Remove from heat and place in the fridge to let cool, which takes about 30 – 40 minutes.
After the egg mixture has chilled, use an electric mixer to whip them until stiff peaks form. This could take a while, so just be patient! If you find you’re at a standstill with the egg whites, place the mixture back into the fridge to chill for 10 more minutes, then proceed with whipping.

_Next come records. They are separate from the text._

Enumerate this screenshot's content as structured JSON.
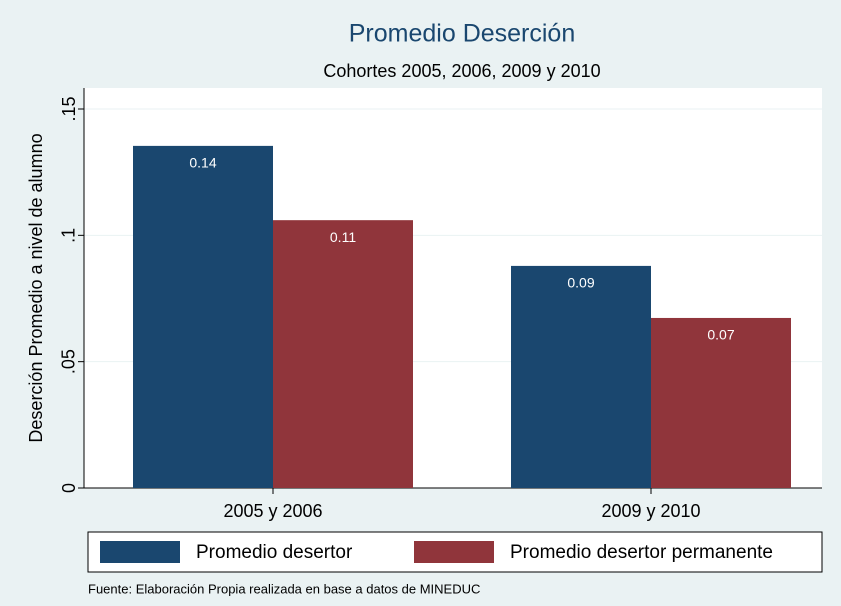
{
  "chart_data": {
    "type": "bar",
    "title": "Promedio Deserción",
    "subtitle": "Cohortes 2005, 2006, 2009 y 2010",
    "y_label": "Deserción Promedio a nivel de alumno",
    "note": "Fuente: Elaboración Propia realizada en base a datos de MINEDUC",
    "categories": [
      "2005 y 2006",
      "2009 y 2010"
    ],
    "series": [
      {
        "name": "Promedio desertor",
        "color": "#1a476f",
        "values": [
          0.1354,
          0.0879
        ],
        "value_labels": [
          "0.14",
          "0.09"
        ]
      },
      {
        "name": "Promedio desertor permanente",
        "color": "#90353b",
        "values": [
          0.106,
          0.0673
        ],
        "value_labels": [
          "0.11",
          "0.07"
        ]
      }
    ],
    "ylim": [
      0,
      0.15
    ],
    "yticks": [
      0,
      {
        "value": 0.05,
        "label": ".05"
      },
      {
        "value": 0.1,
        "label": ".1"
      },
      {
        "value": 0.15,
        "label": ".15"
      }
    ],
    "grid": true
  }
}
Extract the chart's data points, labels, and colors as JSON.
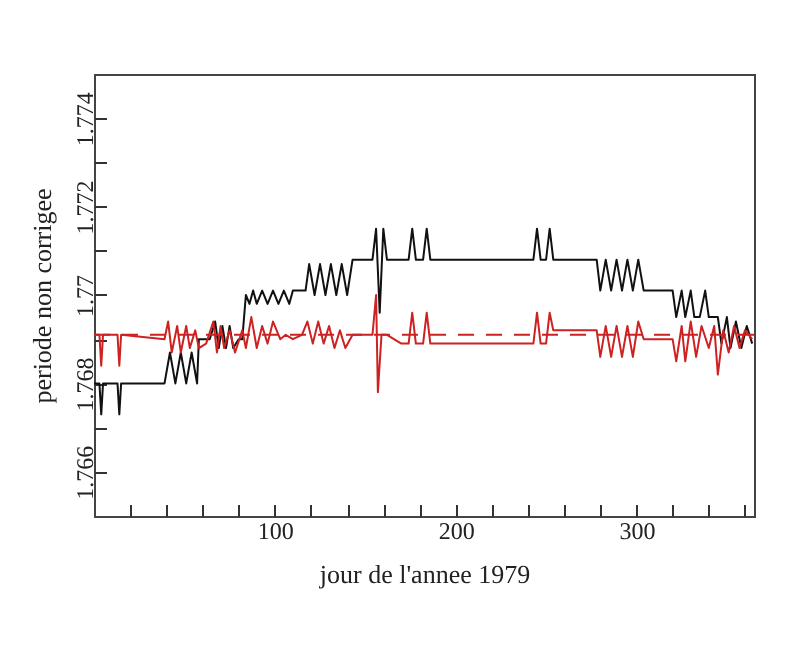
{
  "chart_data": {
    "type": "line",
    "xlabel": "jour de l'annee 1979",
    "ylabel": "periode non corrigee",
    "xlim": [
      0,
      365
    ],
    "ylim": [
      1.765,
      1.775
    ],
    "xticks": [
      {
        "value": 20,
        "label": null
      },
      {
        "value": 40,
        "label": null
      },
      {
        "value": 60,
        "label": null
      },
      {
        "value": 80,
        "label": null
      },
      100,
      {
        "value": 120,
        "label": null
      },
      {
        "value": 140,
        "label": null
      },
      {
        "value": 160,
        "label": null
      },
      {
        "value": 180,
        "label": null
      },
      200,
      {
        "value": 220,
        "label": null
      },
      {
        "value": 240,
        "label": null
      },
      {
        "value": 260,
        "label": null
      },
      {
        "value": 280,
        "label": null
      },
      300,
      {
        "value": 320,
        "label": null
      },
      {
        "value": 340,
        "label": null
      },
      {
        "value": 360,
        "label": null
      }
    ],
    "yticks": [
      1.766,
      {
        "value": 1.767,
        "label": null
      },
      1.768,
      {
        "value": 1.769,
        "label": null
      },
      {
        "value": 1.77,
        "label": "1.77"
      },
      {
        "value": 1.771,
        "label": null
      },
      1.772,
      {
        "value": 1.773,
        "label": null
      },
      1.774
    ],
    "grid": false,
    "marker": "none",
    "line_style": "solid",
    "series": [
      {
        "color": "#111111",
        "x": [
          0,
          3,
          4,
          5,
          13,
          14,
          15,
          39,
          42,
          45,
          48,
          51,
          54,
          57,
          58,
          64,
          67,
          69,
          71,
          73,
          75,
          77,
          80,
          82,
          84,
          86,
          88,
          90,
          93,
          96,
          99,
          102,
          105,
          108,
          110,
          117,
          119,
          122,
          125,
          128,
          131,
          134,
          137,
          140,
          143,
          154,
          156,
          158,
          160,
          162,
          174,
          176,
          178,
          182,
          184,
          186,
          243,
          245,
          247,
          250,
          252,
          254,
          278,
          280,
          283,
          286,
          289,
          292,
          295,
          298,
          301,
          304,
          320,
          322,
          325,
          327,
          330,
          332,
          335,
          338,
          340,
          345,
          347,
          350,
          352,
          355,
          358,
          361,
          364
        ],
        "values": [
          1.768,
          1.768,
          1.7673,
          1.768,
          1.768,
          1.7673,
          1.768,
          1.768,
          1.7687,
          1.768,
          1.7687,
          1.768,
          1.7687,
          1.768,
          1.769,
          1.769,
          1.7694,
          1.7688,
          1.7693,
          1.7688,
          1.7693,
          1.7688,
          1.769,
          1.769,
          1.77,
          1.7698,
          1.7701,
          1.7698,
          1.7701,
          1.7698,
          1.7701,
          1.7698,
          1.7701,
          1.7698,
          1.7701,
          1.7701,
          1.7707,
          1.77,
          1.7707,
          1.77,
          1.7707,
          1.77,
          1.7707,
          1.77,
          1.7708,
          1.7708,
          1.7715,
          1.7696,
          1.7715,
          1.7708,
          1.7708,
          1.7715,
          1.7708,
          1.7708,
          1.7715,
          1.7708,
          1.7708,
          1.7715,
          1.7708,
          1.7708,
          1.7715,
          1.7708,
          1.7708,
          1.7701,
          1.7708,
          1.7701,
          1.7708,
          1.7701,
          1.7708,
          1.7701,
          1.7708,
          1.7701,
          1.7701,
          1.7695,
          1.7701,
          1.7695,
          1.7701,
          1.7695,
          1.7695,
          1.7701,
          1.7695,
          1.7695,
          1.7689,
          1.7695,
          1.7688,
          1.7694,
          1.7688,
          1.7693,
          1.7689
        ]
      },
      {
        "color": "#cc2222",
        "x": [
          0,
          3,
          4,
          5,
          13,
          14,
          15,
          39,
          41,
          43,
          46,
          48,
          51,
          53,
          56,
          58,
          62,
          66,
          68,
          70,
          72,
          75,
          78,
          82,
          84,
          87,
          90,
          93,
          96,
          99,
          103,
          106,
          110,
          115,
          118,
          121,
          124,
          127,
          130,
          133,
          136,
          139,
          143,
          154,
          156,
          157,
          159,
          162,
          170,
          174,
          176,
          178,
          182,
          184,
          186,
          243,
          245,
          247,
          250,
          252,
          254,
          278,
          280,
          283,
          286,
          289,
          292,
          295,
          298,
          301,
          304,
          320,
          322,
          325,
          327,
          330,
          333,
          336,
          340,
          343,
          345,
          348,
          351,
          354,
          357,
          360,
          364
        ],
        "values": [
          1.7691,
          1.7691,
          1.7684,
          1.7691,
          1.7691,
          1.7684,
          1.7691,
          1.769,
          1.7694,
          1.7687,
          1.7693,
          1.7687,
          1.7693,
          1.7688,
          1.7692,
          1.7688,
          1.7689,
          1.7694,
          1.7687,
          1.7693,
          1.7688,
          1.7692,
          1.7687,
          1.7692,
          1.7688,
          1.7695,
          1.7688,
          1.7693,
          1.7689,
          1.7694,
          1.769,
          1.7691,
          1.769,
          1.7691,
          1.7694,
          1.7689,
          1.7694,
          1.7689,
          1.7693,
          1.7688,
          1.7692,
          1.7688,
          1.7691,
          1.7691,
          1.77,
          1.7678,
          1.7691,
          1.7691,
          1.7689,
          1.7689,
          1.7696,
          1.7689,
          1.7689,
          1.7696,
          1.7689,
          1.7689,
          1.7696,
          1.7689,
          1.7689,
          1.7696,
          1.7692,
          1.7692,
          1.7686,
          1.7693,
          1.7686,
          1.7693,
          1.7686,
          1.7693,
          1.7686,
          1.7694,
          1.769,
          1.769,
          1.7685,
          1.7693,
          1.7685,
          1.7694,
          1.7686,
          1.7693,
          1.7688,
          1.7693,
          1.7682,
          1.7692,
          1.7687,
          1.7693,
          1.7688,
          1.7692,
          1.769
        ]
      }
    ],
    "ref_lines": [
      {
        "axis": "y",
        "value": 1.7691,
        "color": "#cc2222",
        "line_style": "dashed"
      }
    ]
  }
}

Next, switching from a whisk to a paddle attachment on your mixer, begin mixing at a medium speed and place a cube of chilled butter into the egg whites. Mix this in before completely before adding the next cube. Continue this process until you’ve used up all your butter, then whip in the extracts and place in the fridge for another 10 minutes. Switch to a whisk attachment again and whisk until you have a light but thick Swiss Meringue Butter Cream.
Spread the butter cream over the bottom layer of cake for the filling, then place the second cake on top. Finish frosting the top and sides of the cake with the remaining frosting. Zest a large lemon and garnish the top of the cake.
Enjoy this refreshing, summery treat…. Lemon Meringue Cake!